A leisurely start today as our flight leaves at 1430 this afternoon.  What to pack?  We know that Vietnam will be hot around Ha Noi – 40C – and humid as it is low lying river territory dominated by rice plantations. We settle for the minimum of light clothing plus wash kit and cameras.  We don’t bother with local currency. The Vietnamese Dong (yes really) is in a similar state to the Weimar Mark. Twenty thousand Dong = One US dollar.  I guess you can’t buy much for 10 Dong.  We are advised that the local economy functions predominantly on dollars, so we carry a (small) wad of those.

To KL centre again where we find we can check in our bags at the station before we board the train to the airport. So much more convenient than humping luggage. I recall that one used to be able to do that in London at BEA/ BOAC terminal in Gloucester Road wherefrom it was whisked to Heathrow in a trailer attached to the airport bus.  I fear the Provisional IRA did for that service as one is not allowed to be separated from ones bags any more. Aren’t terrorists such dull people?

We board our Boeing 737 800 to Hanoi International Airport and settle in for the 2½ hour flight.

Jubilate! David gets the window seat in row 12 with the extra leg room. Now I wonder if you recall a musical offering by (I think) The Orb, called Little Fluffy Clouds?  It was a narrative in breathless tones about big skies and said clouds laid over a compelling, pulse speed rhythm. Quite pleasant.  Well, It is sometimes amusing to look out the aircraft window at Little Fluffy Clouds as we soar through them.  Not today!   The clouds over the Gulf of Thailand are fearsome beasts.  They are neither little nor fluffy, but great big cumulo nimbus things that soar in vertical stacks in a vicious boiling maelstrom of airborne energy.  They tower well above our aircraft and the vertical winds in these clouds can reach 60 mph – quite capable of overturning a modern jet aircraft if it gets one wing in and one wing out.

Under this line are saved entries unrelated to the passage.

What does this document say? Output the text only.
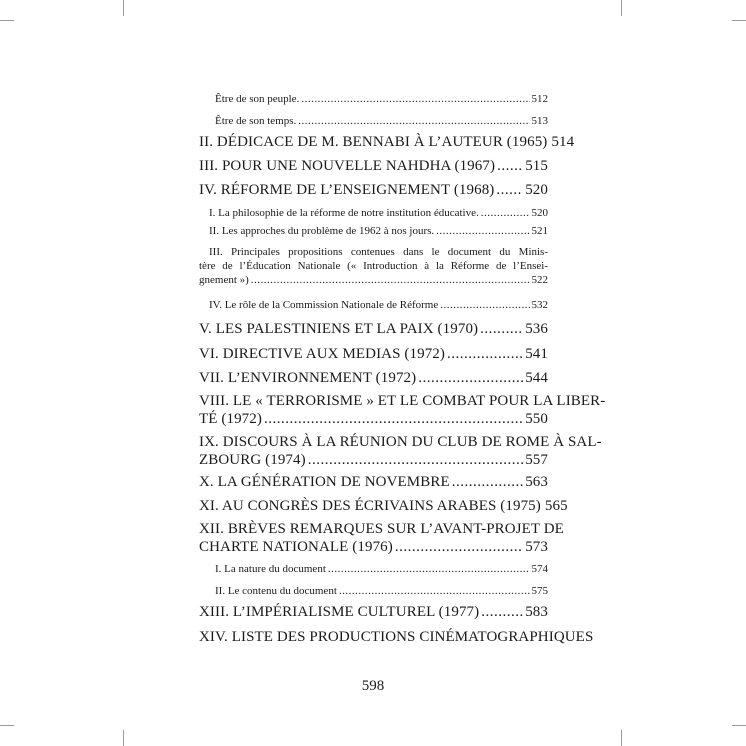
Être de son peuple. .....	512
Être de son temps. .....	513
II. DÉDICACE DE M. BENNABI À L’AUTEUR (1965) 514
III. POUR UNE NOUVELLE NAHDHA (1967) ..... 515
IV. RÉFORME DE L’ENSEIGNEMENT (1968) ..... 520
I. La philosophie de la réforme de notre institution éducative. .....	520
II. Les approches du problème de 1962 à nos jours. .....	521
III. Principales propositions contenues dans le document du Minis-
tère de l’Éducation Nationale (« Introduction à la Réforme de l’Ensei-
gnement ») .....	522
IV. Le rôle de la Commission Nationale de Réforme .....	532
V. LES PALESTINIENS ET LA PAIX (1970) .....	536
VI. DIRECTIVE AUX MEDIAS (1972) .....	541
VII. L’ENVIRONNEMENT (1972) .....	544
VIII. LE « TERRORISME » ET LE COMBAT POUR LA LIBER-
TÉ (1972) .....	550
IX. DISCOURS À LA RÉUNION DU CLUB DE ROME À SAL-
ZBOURG (1974) .....	557
X. LA GÉNÉRATION DE NOVEMBRE .....	563
XI. AU CONGRÈS DES ÉCRIVAINS ARABES (1975) 565
XII. BRÈVES REMARQUES SUR L’AVANT-PROJET DE
CHARTE NATIONALE (1976) .....	573
I. La nature du document .....	574
II. Le contenu du document .....	575
XIII. L’IMPÉRIALISME CULTUREL (1977) .....	583
XIV. LISTE DES PRODUCTIONS CINÉMATOGRAPHIQUES
598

Our driver seems to know this and we steer a gentle zig zag around these monsters like a lofty pin ball.  Even so, the turbulence is considerable and there are endless disquieting thuds as we bounce through clumps of rapidly moving air.  The driver requires the crew to strap in too and I slink down into my seat and try to think of all the nice things in my life – just in case.  I really don’t like flying round here.  At last we are flying over land – all the way up Vietnam to Hanoi.  The land mass is one thousand miles long and quite narrow – a sort of string bean of a country.  Things steady down a bit until we are over the sea in the Gulf of  Tonkin (Vietnam is curved) when it all starts up again.

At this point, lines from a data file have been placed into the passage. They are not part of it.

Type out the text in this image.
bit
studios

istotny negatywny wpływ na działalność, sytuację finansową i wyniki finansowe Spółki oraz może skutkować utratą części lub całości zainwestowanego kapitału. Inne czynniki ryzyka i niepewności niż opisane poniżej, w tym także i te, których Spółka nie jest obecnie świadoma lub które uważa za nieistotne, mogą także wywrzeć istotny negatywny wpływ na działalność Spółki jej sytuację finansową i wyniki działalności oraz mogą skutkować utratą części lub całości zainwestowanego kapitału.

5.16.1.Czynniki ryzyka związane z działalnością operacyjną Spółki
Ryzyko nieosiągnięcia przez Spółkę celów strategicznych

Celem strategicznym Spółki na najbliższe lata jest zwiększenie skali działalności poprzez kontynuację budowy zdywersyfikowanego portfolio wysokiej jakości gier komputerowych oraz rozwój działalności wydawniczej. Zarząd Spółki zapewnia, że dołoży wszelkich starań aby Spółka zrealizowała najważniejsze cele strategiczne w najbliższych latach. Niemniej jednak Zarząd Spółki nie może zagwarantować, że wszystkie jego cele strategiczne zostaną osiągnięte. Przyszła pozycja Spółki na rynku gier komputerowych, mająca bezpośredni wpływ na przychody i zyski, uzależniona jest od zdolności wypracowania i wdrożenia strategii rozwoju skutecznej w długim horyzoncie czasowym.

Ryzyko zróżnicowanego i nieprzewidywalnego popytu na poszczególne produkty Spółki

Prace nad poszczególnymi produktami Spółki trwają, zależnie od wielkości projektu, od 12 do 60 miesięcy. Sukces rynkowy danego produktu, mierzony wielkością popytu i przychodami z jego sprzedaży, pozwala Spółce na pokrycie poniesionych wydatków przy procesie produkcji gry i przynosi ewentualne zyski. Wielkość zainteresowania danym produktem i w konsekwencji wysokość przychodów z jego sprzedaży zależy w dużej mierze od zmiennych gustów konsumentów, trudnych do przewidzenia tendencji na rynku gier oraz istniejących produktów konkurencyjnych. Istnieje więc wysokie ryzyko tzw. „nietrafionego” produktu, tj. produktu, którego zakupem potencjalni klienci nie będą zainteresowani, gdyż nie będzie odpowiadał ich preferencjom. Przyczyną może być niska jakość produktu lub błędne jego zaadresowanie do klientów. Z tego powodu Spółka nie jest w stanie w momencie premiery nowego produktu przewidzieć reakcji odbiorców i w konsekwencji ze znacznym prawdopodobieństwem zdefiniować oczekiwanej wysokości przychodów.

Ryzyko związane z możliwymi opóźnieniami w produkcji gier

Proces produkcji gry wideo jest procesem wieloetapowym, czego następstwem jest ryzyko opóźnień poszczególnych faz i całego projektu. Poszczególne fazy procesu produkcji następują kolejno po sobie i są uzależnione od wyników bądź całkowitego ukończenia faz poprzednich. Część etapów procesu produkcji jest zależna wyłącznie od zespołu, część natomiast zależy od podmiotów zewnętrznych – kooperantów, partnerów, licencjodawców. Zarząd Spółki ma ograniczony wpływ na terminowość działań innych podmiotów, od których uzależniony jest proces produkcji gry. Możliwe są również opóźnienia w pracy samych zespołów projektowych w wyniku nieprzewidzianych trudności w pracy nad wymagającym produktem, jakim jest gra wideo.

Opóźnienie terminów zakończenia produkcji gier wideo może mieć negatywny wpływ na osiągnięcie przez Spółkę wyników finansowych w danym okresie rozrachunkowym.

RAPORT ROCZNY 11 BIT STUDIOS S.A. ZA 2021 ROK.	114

At last we are down.  Lots of green paddy fields lie below for Vietnam is a farming and agricultural economy, still poor compared to the Tiger economies of other Asian countries.  The terminal is Spartan and a little care-worn and the air temperature is 38C and more, for we are bathed in sweat immediately.  The Immigration people are elaborately uniformed, short men with large official looking caps.  Like their kind the world over they are curt and unsmiling, but they relieve us quite efficiently of photographs, letters of admittance and, most importantly, $45 each.

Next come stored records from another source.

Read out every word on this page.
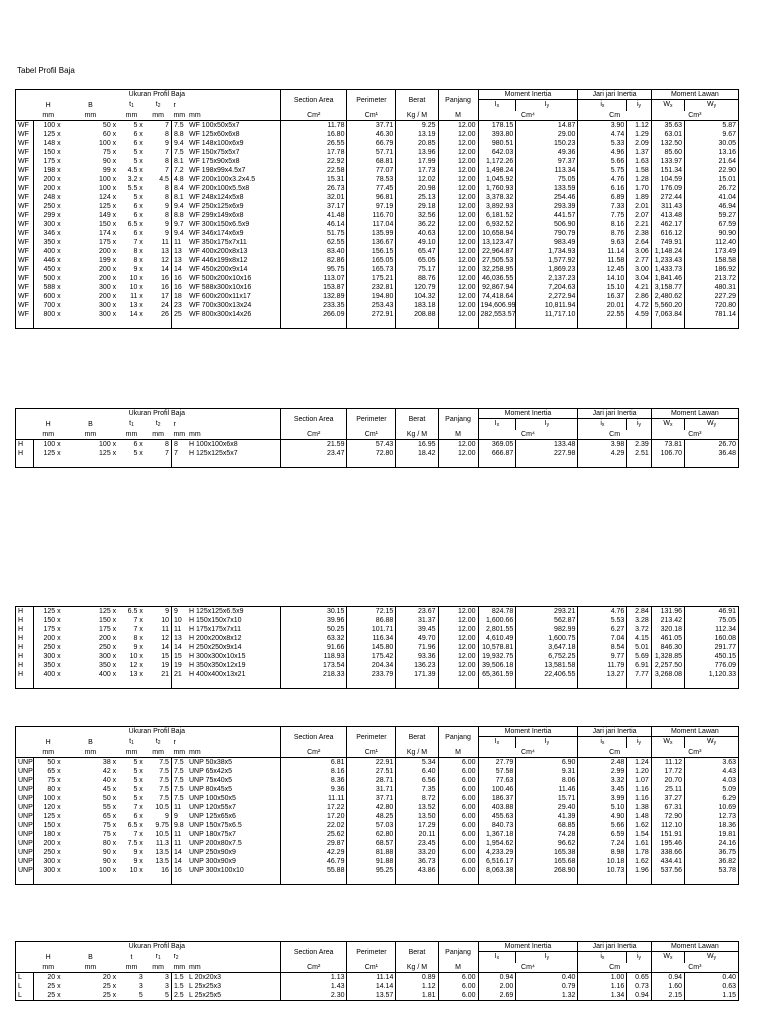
Tabel Profil Baja
	Ukuran Profil Baja						Section Area	Perimeter	Berat	Panjang	Moment Inertia		Jari jari Inertia		Moment Lawan	
	H	B	$t_1$	$t_2$	r						$I_x$	$I_y$	$i_x$	$i_y$	$W_x$	$W_y$
	mm	mm	mm	mm	mm	mm	Cm²	Cm¹	Kg / M	M	Cm⁴		Cm		Cm³	
WF	100 x	50 x	5 x	7	7.5	WF 100x50x5x7	11.78	37.71	9.25	12.00	178.15	14.87	3.90	1.12	35.63	5.87
WF	125 x	60 x	6 x	8	8.8	WF 125x60x6x8	16.80	46.30	13.19	12.00	393.80	29.00	4.74	1.29	63.01	9.67
WF	148 x	100 x	6 x	9	9.4	WF 148x100x6x9	26.55	66.79	20.85	12.00	980.51	150.23	5.33	2.09	132.50	30.05
WF	150 x	75 x	5 x	7	7.5	WF 150x75x5x7	17.78	57.71	13.96	12.00	642.03	49.36	4.96	1.37	85.60	13.16
WF	175 x	90 x	5 x	8	8.1	WF 175x90x5x8	22.92	68.81	17.99	12.00	1,172.26	97.37	5.66	1.63	133.97	21.64
WF	198 x	99 x	4.5 x	7	7.2	WF 198x99x4.5x7	22.58	77.07	17.73	12.00	1,498.24	113.34	5.75	1.58	151.34	22.90
WF	200 x	100 x	3.2 x	4.5	4.8	WF 200x100x3.2x4.5	15.31	78.53	12.02	12.00	1,045.92	75.05	4.76	1.28	104.59	15.01
WF	200 x	100 x	5.5 x	8	8.4	WF 200x100x5.5x8	26.73	77.45	20.98	12.00	1,760.93	133.59	6.16	1.70	176.09	26.72
WF	248 x	124 x	5 x	8	8.1	WF 248x124x5x8	32.01	96.81	25.13	12.00	3,378.32	254.46	6.89	1.89	272.44	41.04
WF	250 x	125 x	6 x	9	9.4	WF 250x125x6x9	37.17	97.19	29.18	12.00	3,892.93	293.39	7.33	2.01	311.43	46.94
WF	299 x	149 x	6 x	8	8.8	WF 299x149x6x8	41.48	116.70	32.56	12.00	6,181.52	441.57	7.75	2.07	413.48	59.27
WF	300 x	150 x	6.5 x	9	9.7	WF 300x150x6.5x9	46.14	117.04	36.22	12.00	6,932.52	506.90	8.16	2.21	462.17	67.59
WF	346 x	174 x	6 x	9	9.4	WF 346x174x6x9	51.75	135.99	40.63	12.00	10,658.94	790.79	8.76	2.38	616.12	90.90
WF	350 x	175 x	7 x	11	11	WF 350x175x7x11	62.55	136.67	49.10	12.00	13,123.47	983.49	9.63	2.64	749.91	112.40
WF	400 x	200 x	8 x	13	13	WF 400x200x8x13	83.40	156.15	65.47	12.00	22,964.87	1,734.93	11.14	3.06	1,148.24	173.49
WF	446 x	199 x	8 x	12	13	WF 446x199x8x12	82.86	165.05	65.05	12.00	27,505.53	1,577.92	11.58	2.77	1,233.43	158.58
WF	450 x	200 x	9 x	14	14	WF 450x200x9x14	95.75	165.73	75.17	12.00	32,258.95	1,869.23	12.45	3.00	1,433.73	186.92
WF	500 x	200 x	10 x	16	16	WF 500x200x10x16	113.07	175.21	88.76	12.00	46,036.55	2,137.23	14.10	3.04	1,841.46	213.72
WF	588 x	300 x	10 x	16	16	WF 588x300x10x16	153.87	232.81	120.79	12.00	92,867.94	7,204.63	15.10	4.21	3,158.77	480.31
WF	600 x	200 x	11 x	17	18	WF 600x200x11x17	132.89	194.80	104.32	12.00	74,418.64	2,272.94	16.37	2.86	2,480.62	227.29
WF	700 x	300 x	13 x	24	23	WF 700x300x13x24	233.35	253.43	183.18	12.00	194,606.99	10,811.94	20.01	4.72	5,560.20	720.80
WF	800 x	300 x	14 x	26	25	WF 800x300x14x26	266.09	272.91	208.88	12.00	282,553.57	11,717.10	22.55	4.59	7,063.84	781.14

	Ukuran Profil Baja						Section Area	Perimeter	Berat	Panjang	Moment Inertia		Jari jari Inertia		Moment Lawan	
	H	B	$t_1$	$t_2$	r						$I_x$	$I_y$	$i_x$	$i_y$	$W_x$	$W_y$
	mm	mm	mm	mm	mm	mm	Cm²	Cm¹	Kg / M	M	Cm⁴		Cm		Cm³	
H	100 x	100 x	6 x	8	8	H 100x100x6x8	21.59	57.43	16.95	12.00	369.05	133.48	3.98	2.39	73.81	26.70
H	125 x	125 x	5 x	7	7	H 125x125x5x7	23.47	72.80	18.42	12.00	666.87	227.98	4.29	2.51	106.70	36.48

H	125 x	125 x	6.5 x	9	9	H 125x125x6.5x9	30.15	72.15	23.67	12.00	824.78	293.21	4.76	2.84	131.96	46.91
H	150 x	150 x	7 x	10	10	H 150x150x7x10	39.96	86.88	31.37	12.00	1,600.66	562.87	5.53	3.28	213.42	75.05
H	175 x	175 x	7 x	11	11	H 175x175x7x11	50.25	101.71	39.45	12.00	2,801.55	982.99	6.27	3.72	320.18	112.34
H	200 x	200 x	8 x	12	13	H 200x200x8x12	63.32	116.34	49.70	12.00	4,610.49	1,600.75	7.04	4.15	461.05	160.08
H	250 x	250 x	9 x	14	14	H 250x250x9x14	91.66	145.80	71.96	12.00	10,578.81	3,647.18	8.54	5.01	846.30	291.77
H	300 x	300 x	10 x	15	15	H 300x300x10x15	118.93	175.42	93.36	12.00	19,932.75	6,752.25	9.77	5.69	1,328.85	450.15
H	350 x	350 x	12 x	19	19	H 350x350x12x19	173.54	204.34	136.23	12.00	39,506.18	13,581.58	11.79	6.91	2,257.50	776.09
H	400 x	400 x	13 x	21	21	H 400x400x13x21	218.33	233.79	171.39	12.00	65,361.59	22,406.55	13.27	7.77	3,268.08	1,120.33

	Ukuran Profil Baja						Section Area	Perimeter	Berat	Panjang	Moment Inertia		Jari jari Inertia		Moment Lawan	
	H	B	$t_1$	$t_2$	r						$I_x$	$I_y$	$i_x$	$i_y$	$W_x$	$W_y$
	mm	mm	mm	mm	mm	mm	Cm²	Cm¹	Kg / M	M	Cm⁴		Cm		Cm³	
UNP	50 x	38 x	5 x	7.5	7.5	UNP 50x38x5	6.81	22.91	5.34	6.00	27.79	6.90	2.48	1.24	11.12	3.63
UNP	65 x	42 x	5 x	7.5	7.5	UNP 65x42x5	8.16	27.51	6.40	6.00	57.58	9.31	2.99	1.20	17.72	4.43
UNP	75 x	40 x	5 x	7.5	7.5	UNP 75x40x5	8.36	28.71	6.56	6.00	77.63	8.06	3.32	1.07	20.70	4.03
UNP	80 x	45 x	5 x	7.5	7.5	UNP 80x45x5	9.36	31.71	7.35	6.00	100.46	11.46	3.45	1.16	25.11	5.09
UNP	100 x	50 x	5 x	7.5	7.5	UNP 100x50x5	11.11	37.71	8.72	6.00	186.37	15.71	3.99	1.16	37.27	6.29
UNP	120 x	55 x	7 x	10.5	11	UNP 120x55x7	17.22	42.80	13.52	6.00	403.88	29.40	5.10	1.38	67.31	10.69
UNP	125 x	65 x	6 x	9	9	UNP 125x65x6	17.20	48.25	13.50	6.00	455.63	41.39	4.90	1.48	72.90	12.73
UNP	150 x	75 x	6.5 x	9.75	9.8	UNP 150x75x6.5	22.02	57.03	17.29	6.00	840.73	68.85	5.66	1.62	112.10	18.36
UNP	180 x	75 x	7 x	10.5	11	UNP 180x75x7	25.62	62.80	20.11	6.00	1,367.18	74.28	6.59	1.54	151.91	19.81
UNP	200 x	80 x	7.5 x	11.3	11	UNP 200x80x7.5	29.87	68.57	23.45	6.00	1,954.62	96.62	7.24	1.61	195.46	24.16
UNP	250 x	90 x	9 x	13.5	14	UNP 250x90x9	42.29	81.88	33.20	6.00	4,233.29	165.38	8.98	1.78	338.66	36.75
UNP	300 x	90 x	9 x	13.5	14	UNP 300x90x9	46.79	91.88	36.73	6.00	6,516.17	165.68	10.18	1.62	434.41	36.82
UNP	300 x	100 x	10 x	16	16	UNP 300x100x10	55.88	95.25	43.86	6.00	8,063.38	268.90	10.73	1.96	537.56	53.78

	Ukuran Profil Baja						Section Area	Perimeter	Berat	Panjang	Moment Inertia		Jari jari Inertia		Moment Lawan	
	H	B	t	$r_1$	$r_2$						$I_x$	$I_y$	$i_x$	$i_y$	$W_x$	$W_y$
	mm	mm	mm	mm	mm	mm	Cm²	Cm¹	Kg / M	M	Cm⁴		Cm		Cm³	
L	20 x	20 x	3	3	1.5	L 20x20x3	1.13	11.14	0.89	6.00	0.94	0.40	1.00	0.65	0.94	0.40
L	25 x	25 x	3	3	1.5	L 25x25x3	1.43	14.14	1.12	6.00	2.00	0.79	1.16	0.73	1.60	0.63
L	25 x	25 x	5	5	2.5	L 25x25x5	2.30	13.57	1.81	6.00	2.69	1.32	1.34	0.94	2.15	1.15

To quote from our Berlitz pocket guide: Vietnam is culturally very close to China.  Its name is Chinese for “people of the south” and has for 2000 years spent much effort and many lives in fighting off Chinese domination. It has a very distinct identity and has adopted a modern slogan, Vietnam is a country not a war. That said, the late part of the twentieth century is synonymous with the French and then the American attempts to keep the northern communists at bay. Vestiges of war remain in the bomb craters (now fish ponds), the abandoned military hardware (now museum pieces) and the sappers’ tunnels (now tourist attractions) for Vietnam is keen to shed its recent past and open up its economy to tourism which earns it hard currency.  It has yet to acquire the more sophisticated trappings of an open society (free press, political opposition, open debate etc.)

We are met (for this is a purchased tour for we four) and whisked to our hotel for a shower. From here there is no respite and we are to be on parade for meals ( too many and too big), trips around the city and so on.